MUMBAI (Reuters) - Ranbaxy Laboratories Ltd(RANB.NS), India’s top drugmaker by sales, said its base business would grow a modest 10 percent in 2013 after reporting a surprise quarterly loss on product recall charges, sending its shares down more than 4 percent.
Controlled by Japan’s Daiichi Sankyo Co (4568.T), Ranbaxy reported a quarterly net loss of 4.92 billion rupees after setting aside 1.86 billion rupees towards recall costs. Analysts on average had estimated consolidated net profit at 1.44 billion rupees on net sales of 26.96 billion rupees, according to Thomson Reuters I/B/E/S.
The drugmaker in November voluntarily recalled its cholesterol lowering generic of Lipitor from the U.S. market after it discovered contamination with tiny glass particles in certain lots of 10mg, 20mg and 40mg doses of the drug.
“This is really bad. This raises serious questions about transparency,” said Daljeet Kohli, head of research at brokerage IndiaNivesh. “The company has been saying that this recall was voluntary and now it has made a huge provision for costs, which is not a good thing for any company to do.”
After the product recall, Ranbaxy’s market share of generic Lipitor fell to less than 3 percent, according to industry estimates. The drugmaker has now resumed supplying the United States.
Ranbaxy launched the first generic version of Pfizer’s (PFE.N) Lipitor in 2011 and during its first six months on the market the company generated sales of nearly $600 million, according to analysts estimates.
The company said it expects to achieve sales of over 120 billion rupees in the current fiscal year ending December, compared to 124.6 billion rupees reported in 2012.
Ranbaxy said consolidated sales fell 28.8 percent to 26.71 billion rupees in the fiscal fourth quarter ended December. Sales in its key North America market fell to 8.51 billion rupees in October-December compared to $407 million in the year earlier when the company gained from exclusive rights to sell generic Lipitor in the United States.
Global demand for cheaper generic medicines from companies like Ranbaxy and local rivals Dr. Reddy’s Laboratories Ltd (REDY.NS), Cipla Ltd (CIPL.NS) and Sun Pharmaceutical Industries Ltd (SUN.NS) is booming as developed nations battle rising healthcare costs.

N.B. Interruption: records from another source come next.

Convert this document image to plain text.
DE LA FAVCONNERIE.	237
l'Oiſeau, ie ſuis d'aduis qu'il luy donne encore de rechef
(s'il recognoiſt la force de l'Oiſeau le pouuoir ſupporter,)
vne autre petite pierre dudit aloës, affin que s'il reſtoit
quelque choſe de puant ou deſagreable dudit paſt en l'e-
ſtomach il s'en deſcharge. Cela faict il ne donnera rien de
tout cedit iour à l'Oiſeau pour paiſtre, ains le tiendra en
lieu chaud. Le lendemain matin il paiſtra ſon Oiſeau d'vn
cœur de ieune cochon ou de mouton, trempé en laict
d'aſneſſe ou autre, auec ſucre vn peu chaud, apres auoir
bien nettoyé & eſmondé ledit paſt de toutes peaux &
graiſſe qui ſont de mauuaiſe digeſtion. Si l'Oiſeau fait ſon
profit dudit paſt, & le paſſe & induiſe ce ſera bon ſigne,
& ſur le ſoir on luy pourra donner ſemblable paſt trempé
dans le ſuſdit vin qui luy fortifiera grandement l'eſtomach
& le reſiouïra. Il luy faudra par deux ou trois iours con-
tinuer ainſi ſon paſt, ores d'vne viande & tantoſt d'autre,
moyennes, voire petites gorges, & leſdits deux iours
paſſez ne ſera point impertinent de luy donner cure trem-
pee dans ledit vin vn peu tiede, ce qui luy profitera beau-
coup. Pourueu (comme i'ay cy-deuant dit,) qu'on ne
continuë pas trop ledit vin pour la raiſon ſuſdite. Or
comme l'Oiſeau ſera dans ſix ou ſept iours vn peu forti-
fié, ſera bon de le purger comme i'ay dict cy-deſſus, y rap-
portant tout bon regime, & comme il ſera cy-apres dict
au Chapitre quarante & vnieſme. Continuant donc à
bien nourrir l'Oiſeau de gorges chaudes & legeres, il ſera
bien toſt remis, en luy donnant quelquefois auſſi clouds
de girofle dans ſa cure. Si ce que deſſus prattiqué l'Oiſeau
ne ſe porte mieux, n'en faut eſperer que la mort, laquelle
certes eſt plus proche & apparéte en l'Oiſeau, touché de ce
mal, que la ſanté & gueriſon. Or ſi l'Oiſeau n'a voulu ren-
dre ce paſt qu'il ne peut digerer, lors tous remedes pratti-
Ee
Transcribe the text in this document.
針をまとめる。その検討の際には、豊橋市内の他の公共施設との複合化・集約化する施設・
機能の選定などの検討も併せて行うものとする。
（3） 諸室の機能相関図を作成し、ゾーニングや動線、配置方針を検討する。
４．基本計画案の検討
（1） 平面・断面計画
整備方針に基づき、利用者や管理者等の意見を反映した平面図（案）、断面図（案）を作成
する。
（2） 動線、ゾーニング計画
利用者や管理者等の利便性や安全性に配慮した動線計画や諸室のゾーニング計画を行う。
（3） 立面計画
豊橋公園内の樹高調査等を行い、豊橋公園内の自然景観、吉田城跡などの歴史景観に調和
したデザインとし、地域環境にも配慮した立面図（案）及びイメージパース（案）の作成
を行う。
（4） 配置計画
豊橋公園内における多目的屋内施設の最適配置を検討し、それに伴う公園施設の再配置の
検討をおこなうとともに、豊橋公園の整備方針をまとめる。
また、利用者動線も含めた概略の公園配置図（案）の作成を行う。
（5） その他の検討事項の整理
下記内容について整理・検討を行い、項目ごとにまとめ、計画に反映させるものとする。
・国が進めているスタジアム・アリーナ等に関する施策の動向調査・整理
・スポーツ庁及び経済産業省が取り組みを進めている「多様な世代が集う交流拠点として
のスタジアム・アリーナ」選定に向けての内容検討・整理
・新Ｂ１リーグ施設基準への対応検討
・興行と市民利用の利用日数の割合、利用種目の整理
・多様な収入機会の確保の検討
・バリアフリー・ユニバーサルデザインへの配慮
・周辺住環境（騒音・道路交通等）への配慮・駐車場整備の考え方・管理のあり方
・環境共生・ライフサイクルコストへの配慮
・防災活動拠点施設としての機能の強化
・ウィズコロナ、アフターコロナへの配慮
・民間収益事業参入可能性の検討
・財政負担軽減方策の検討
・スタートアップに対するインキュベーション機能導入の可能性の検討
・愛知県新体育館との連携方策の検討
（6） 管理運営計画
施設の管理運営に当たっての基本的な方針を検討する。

The drugmakers however, face intense competition as well as an increase in lawsuits from rival drugmakers and a stricter U.S. regulatory environment.
Valued at $3.2 billion, shares in Ranbaxy fell 3.95 percent at 416.70 rupees on Tuesday when the Mumbai market was down 1.64 percent. The shares have fallen 17.6 percent this year compared to a 3.2 percent drop in the BSE healthcare index.